It may not be politically correct, but almost 10 years ago I started using the phrase “Old Man Disease” to describe the process of growing older.
With Medicare and senior citizen status on the horizon, now reached, I began to watch and make note of the evolution of men and women going from middle to golden age.
I reached conclusions based on observation and personal experience. While the process has been reassuring, aging is scary. Getting out of a chair isn’t what it used to be. Neither is my hearing. Or my memory. Forget about it. But what I have seen gives me hope to enjoy the ride.
My inspiration is people who are charging forward and not looking back. I’ve recently written about coach Larry Padilla and SilverSneakers superstar Cathy Lee, both going strong in their 70s.
My best buddy, Ron, is still laying tile at nearly 66, and playing guitar in a half dozen bands.
Where would high school sports be if referees silenced their whistles at 60? And what about the guy always running through the neighborhood, a hoodie pulled up over his head? He has that Rocky Balboa look, maybe cutting weight before a big match.
That’s 70 year old Tom Torres, the Belen native and Los Lunas coaching legend. After 30 years at LLHS and five state wrestling championships Torres retired at age 52. It didn’t stick. Not enough action. It was back to the wrestling room at the brand new Valencia High School.
Torres retired again eight years ago and now says, “I love it. I get to see my wife a lot, our kids and grandkids, too. I have more freedom.”

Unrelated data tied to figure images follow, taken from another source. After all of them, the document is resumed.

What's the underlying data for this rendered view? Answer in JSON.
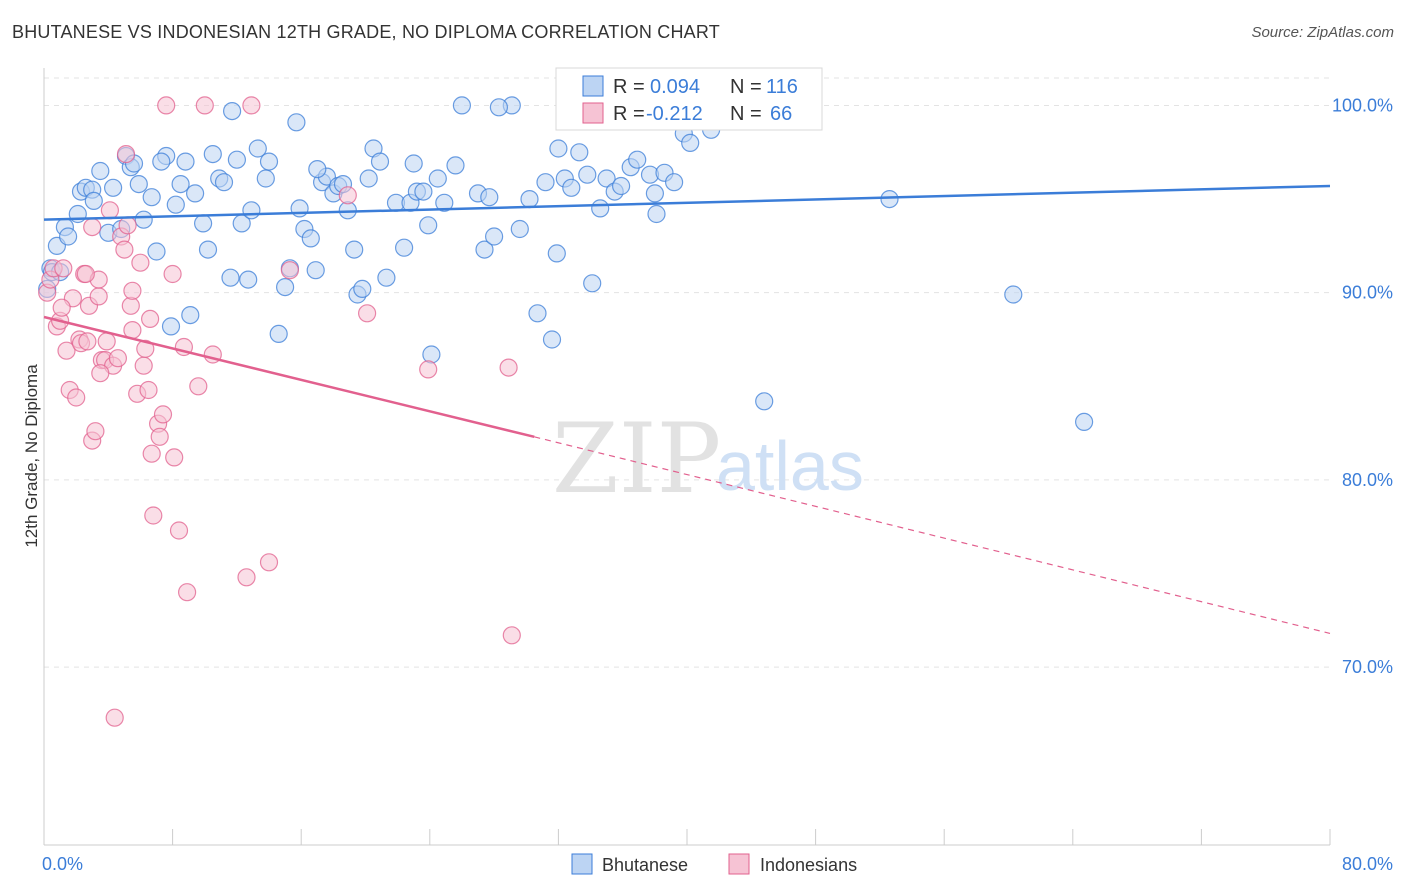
{
  "title": "BHUTANESE VS INDONESIAN 12TH GRADE, NO DIPLOMA CORRELATION CHART",
  "source": "Source: ZipAtlas.com",
  "watermark": {
    "zip": "ZIP",
    "atlas": "atlas"
  },
  "colors": {
    "blue": "#3b7dd8",
    "blue_fill": "#bcd4f3",
    "pink": "#e2608e",
    "pink_fill": "#f6c3d4",
    "grid": "#e3e3e3",
    "axis": "#cccccc"
  },
  "chart_data": {
    "type": "scatter",
    "xlabel": "",
    "ylabel": "12th Grade, No Diploma",
    "xlim": [
      0,
      80
    ],
    "ylim": [
      60.5,
      102
    ],
    "x_tick_labels": [
      "0.0%",
      "80.0%"
    ],
    "y_ticks": [
      70,
      80,
      90,
      100
    ],
    "y_tick_labels": [
      "70.0%",
      "80.0%",
      "90.0%",
      "100.0%"
    ],
    "grid": true,
    "legend_placement": "top-center",
    "legend": [
      {
        "series": "Bhutanese",
        "r_label": "R =",
        "r_value": "0.094",
        "n_label": "N =",
        "n_value": "116"
      },
      {
        "series": "Indonesians",
        "r_label": "R =",
        "r_value": "-0.212",
        "n_label": "N =",
        "n_value": "66"
      }
    ],
    "series": [
      {
        "name": "Bhutanese",
        "color": "#3b7dd8",
        "trend": {
          "x": [
            0,
            80
          ],
          "y": [
            93.9,
            95.7
          ]
        },
        "points": [
          [
            0.2,
            90.2
          ],
          [
            0.4,
            91.3
          ],
          [
            0.5,
            91.1
          ],
          [
            0.8,
            92.5
          ],
          [
            1.0,
            91.1
          ],
          [
            1.3,
            93.5
          ],
          [
            1.5,
            93.0
          ],
          [
            2.1,
            94.2
          ],
          [
            2.3,
            95.4
          ],
          [
            2.6,
            95.6
          ],
          [
            3.0,
            95.5
          ],
          [
            3.1,
            94.9
          ],
          [
            3.5,
            96.5
          ],
          [
            4.0,
            93.2
          ],
          [
            4.3,
            95.6
          ],
          [
            4.8,
            93.4
          ],
          [
            5.1,
            97.3
          ],
          [
            5.4,
            96.7
          ],
          [
            5.6,
            96.9
          ],
          [
            5.9,
            95.8
          ],
          [
            6.2,
            93.9
          ],
          [
            6.7,
            95.1
          ],
          [
            7.0,
            92.2
          ],
          [
            7.6,
            97.3
          ],
          [
            7.9,
            88.2
          ],
          [
            8.2,
            94.7
          ],
          [
            8.5,
            95.8
          ],
          [
            8.8,
            97.0
          ],
          [
            9.1,
            88.8
          ],
          [
            9.4,
            95.3
          ],
          [
            9.9,
            93.7
          ],
          [
            10.2,
            92.3
          ],
          [
            10.5,
            97.4
          ],
          [
            10.9,
            96.1
          ],
          [
            11.2,
            95.9
          ],
          [
            11.6,
            90.8
          ],
          [
            12.0,
            97.1
          ],
          [
            12.3,
            93.7
          ],
          [
            12.7,
            90.7
          ],
          [
            12.9,
            94.4
          ],
          [
            13.3,
            97.7
          ],
          [
            13.8,
            96.1
          ],
          [
            14.0,
            97.0
          ],
          [
            14.6,
            87.8
          ],
          [
            15.0,
            90.3
          ],
          [
            15.3,
            91.3
          ],
          [
            15.7,
            99.1
          ],
          [
            15.9,
            94.5
          ],
          [
            16.2,
            93.4
          ],
          [
            16.6,
            92.9
          ],
          [
            16.9,
            91.2
          ],
          [
            17.3,
            95.9
          ],
          [
            17.6,
            96.2
          ],
          [
            18.0,
            95.3
          ],
          [
            18.3,
            95.7
          ],
          [
            18.6,
            95.8
          ],
          [
            18.9,
            94.4
          ],
          [
            19.3,
            92.3
          ],
          [
            19.5,
            89.9
          ],
          [
            19.8,
            90.2
          ],
          [
            20.2,
            96.1
          ],
          [
            20.5,
            97.7
          ],
          [
            20.9,
            97.0
          ],
          [
            21.3,
            90.8
          ],
          [
            21.9,
            94.8
          ],
          [
            22.4,
            92.4
          ],
          [
            22.8,
            94.8
          ],
          [
            23.2,
            95.4
          ],
          [
            23.6,
            95.4
          ],
          [
            23.9,
            93.6
          ],
          [
            24.1,
            86.7
          ],
          [
            24.5,
            96.1
          ],
          [
            24.9,
            94.8
          ],
          [
            25.6,
            96.8
          ],
          [
            26.0,
            100.0
          ],
          [
            27.0,
            95.3
          ],
          [
            27.4,
            92.3
          ],
          [
            27.7,
            95.1
          ],
          [
            28.0,
            93.0
          ],
          [
            29.1,
            100.0
          ],
          [
            29.6,
            93.4
          ],
          [
            30.2,
            95.0
          ],
          [
            30.7,
            88.9
          ],
          [
            31.2,
            95.9
          ],
          [
            31.6,
            87.5
          ],
          [
            31.9,
            92.1
          ],
          [
            32.4,
            96.1
          ],
          [
            32.8,
            95.6
          ],
          [
            33.3,
            97.5
          ],
          [
            33.8,
            96.3
          ],
          [
            34.1,
            90.5
          ],
          [
            34.6,
            94.5
          ],
          [
            35.0,
            96.1
          ],
          [
            35.5,
            95.4
          ],
          [
            35.9,
            95.7
          ],
          [
            36.5,
            96.7
          ],
          [
            36.9,
            97.1
          ],
          [
            37.7,
            96.3
          ],
          [
            38.0,
            95.3
          ],
          [
            38.1,
            94.2
          ],
          [
            38.6,
            96.4
          ],
          [
            39.2,
            95.9
          ],
          [
            39.8,
            98.5
          ],
          [
            40.2,
            98.0
          ],
          [
            40.9,
            99.9
          ],
          [
            41.5,
            98.7
          ],
          [
            42.3,
            99.8
          ],
          [
            44.8,
            84.2
          ],
          [
            52.6,
            95.0
          ],
          [
            60.3,
            89.9
          ],
          [
            64.7,
            83.1
          ],
          [
            7.3,
            97.0
          ],
          [
            11.7,
            99.7
          ],
          [
            32.0,
            97.7
          ],
          [
            33.2,
            99.5
          ],
          [
            38.7,
            99.7
          ],
          [
            28.3,
            99.9
          ],
          [
            17.0,
            96.6
          ],
          [
            23.0,
            96.9
          ]
        ]
      },
      {
        "name": "Indonesians",
        "color": "#e2608e",
        "trend": {
          "x": [
            0,
            30.5
          ],
          "y": [
            88.7,
            82.3
          ]
        },
        "trend_extension": {
          "x": [
            30.5,
            80
          ],
          "y": [
            82.3,
            71.8
          ]
        },
        "points": [
          [
            0.2,
            90.0
          ],
          [
            0.4,
            90.7
          ],
          [
            0.6,
            91.3
          ],
          [
            0.8,
            88.2
          ],
          [
            1.0,
            88.5
          ],
          [
            1.2,
            91.3
          ],
          [
            1.4,
            86.9
          ],
          [
            1.6,
            84.8
          ],
          [
            1.8,
            89.7
          ],
          [
            2.0,
            84.4
          ],
          [
            2.2,
            87.5
          ],
          [
            2.3,
            87.3
          ],
          [
            2.5,
            91.0
          ],
          [
            2.7,
            87.4
          ],
          [
            2.8,
            89.3
          ],
          [
            3.0,
            93.5
          ],
          [
            3.0,
            82.1
          ],
          [
            3.2,
            82.6
          ],
          [
            3.4,
            89.8
          ],
          [
            3.4,
            90.7
          ],
          [
            3.6,
            86.4
          ],
          [
            3.8,
            86.4
          ],
          [
            3.9,
            87.4
          ],
          [
            4.1,
            94.4
          ],
          [
            4.3,
            86.1
          ],
          [
            4.6,
            86.5
          ],
          [
            4.8,
            93.0
          ],
          [
            5.0,
            92.3
          ],
          [
            5.1,
            97.4
          ],
          [
            5.2,
            93.6
          ],
          [
            5.4,
            89.3
          ],
          [
            5.5,
            90.1
          ],
          [
            5.5,
            88.0
          ],
          [
            5.8,
            84.6
          ],
          [
            6.0,
            91.6
          ],
          [
            6.2,
            86.1
          ],
          [
            6.3,
            87.0
          ],
          [
            6.5,
            84.8
          ],
          [
            6.7,
            81.4
          ],
          [
            6.8,
            78.1
          ],
          [
            7.1,
            83.0
          ],
          [
            7.2,
            82.3
          ],
          [
            7.4,
            83.5
          ],
          [
            7.6,
            100.0
          ],
          [
            8.0,
            91.0
          ],
          [
            8.1,
            81.2
          ],
          [
            8.4,
            77.3
          ],
          [
            8.7,
            87.1
          ],
          [
            8.9,
            74.0
          ],
          [
            9.6,
            85.0
          ],
          [
            10.0,
            100.0
          ],
          [
            10.5,
            86.7
          ],
          [
            12.6,
            74.8
          ],
          [
            12.9,
            100.0
          ],
          [
            14.0,
            75.6
          ],
          [
            15.3,
            91.2
          ],
          [
            18.9,
            95.2
          ],
          [
            20.1,
            88.9
          ],
          [
            23.9,
            85.9
          ],
          [
            28.9,
            86.0
          ],
          [
            29.1,
            71.7
          ],
          [
            4.4,
            67.3
          ],
          [
            2.6,
            91.0
          ],
          [
            1.1,
            89.2
          ],
          [
            3.5,
            85.7
          ],
          [
            6.6,
            88.6
          ]
        ]
      }
    ]
  },
  "bottom_legend": [
    "Bhutanese",
    "Indonesians"
  ]
}
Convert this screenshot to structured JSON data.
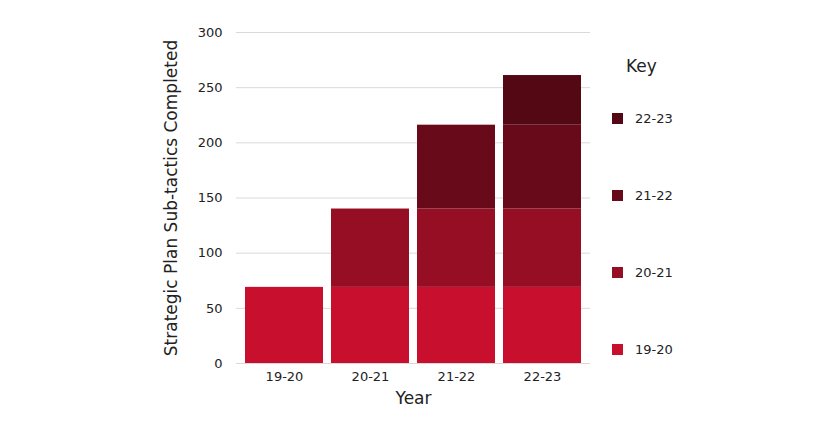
{
  "chart_data": {
    "type": "bar",
    "stacked": true,
    "x_label": "Year",
    "y_label": "Strategic Plan Sub-tactics Completed",
    "legend_title": "Key",
    "legend": "right",
    "grid": true,
    "categories": [
      "19-20",
      "20-21",
      "21-22",
      "22-23"
    ],
    "series": [
      {
        "name": "19-20",
        "color": "#c8102e",
        "values": [
          69,
          69,
          69,
          69
        ]
      },
      {
        "name": "20-21",
        "color": "#960e24",
        "values": [
          null,
          71,
          71,
          71
        ]
      },
      {
        "name": "21-22",
        "color": "#690a1a",
        "values": [
          null,
          null,
          76,
          76
        ]
      },
      {
        "name": "22-23",
        "color": "#530814",
        "values": [
          null,
          null,
          null,
          45
        ]
      }
    ],
    "ylim": [
      0,
      300
    ],
    "yticks": [
      0,
      50,
      100,
      150,
      200,
      250,
      300
    ]
  }
}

At a svelte 170 lbs, staying healthy is a passion.
“I do weight training in the morning about 5 a.m.,” focusing on specific areas of the body. On other days, Torres runs four or five miles, listening to classic rock. “You have to work on the heart, too. It’s all combined together.” He suggests keeping a strict schedule.
Was Torres needling this pudgy reporter when he encouraged good nutrition like fruits, vegetables, lean meat, wheat bread? And absolutely no fried foods.
“Come on, Tom, give me a break,” I pleaded. No sir. “Those things you got to put away. File it away. Lock it away. You won’t see it again.“
As for our mental health, there is Lillie McNabb of Bosque Farms. At 82 years old, McNabb carries a positive outlook and a big smile wherever she goes. If you are down in the dumps McNabb says, “Put on something bright and beautiful. Comb your hair; think positive thoughts.”
The motto for McNabb, who is a world class volunteer? “To serve the people. Every day of my life I contact a senior. We all need a human voice, human connection-we are so blessed to be able help someone.”
That human connection leads back to “Old Man Disease.” While working out of state away from family, sometimes the only conversation I had on weekends was in the McDonald’s drive-thru. Think of someone who is stuck at home with no family. No wonder we sometimes talk to ourselves or are a bit chatty when we get the chance to yak.
This new job at the News-Bulletin has me working with a staff that challenges me. And I’m covering young people again. It can be a magic elixir; a shot of adrenaline.
Like teenagers, seniors’ bodies and minds change. It’s easy to feel sorry for ourselves. I’m trying to fight it or adapt. Friends say you need a hearing aid? Listen to them. Need to lose a few pounds? Shed them. My hairstylist asked me if I ever considered waxing my ears? No, but I am now!
Driving out of Missoula, Mont., recently, my comment that this was the last time I would see this beloved place drew an immediate verbal slap from my wife, Pat. “Don’t think like that! You don’t know. Quit that!”
Message sent and received. I am now aspiring to look forward. Be positive and patient. Stay healthy and young at heart. Share compliments and “I love yous.” Old Man Disease, be damned.
Mike Powers spent more than 40 years as a television news and sports anchor, mostly in the Albuquerque market. He has won numerous awards including New Mexico Sportscaster of the Year. He covers a wide range of sports, including the Valencia County prep scene.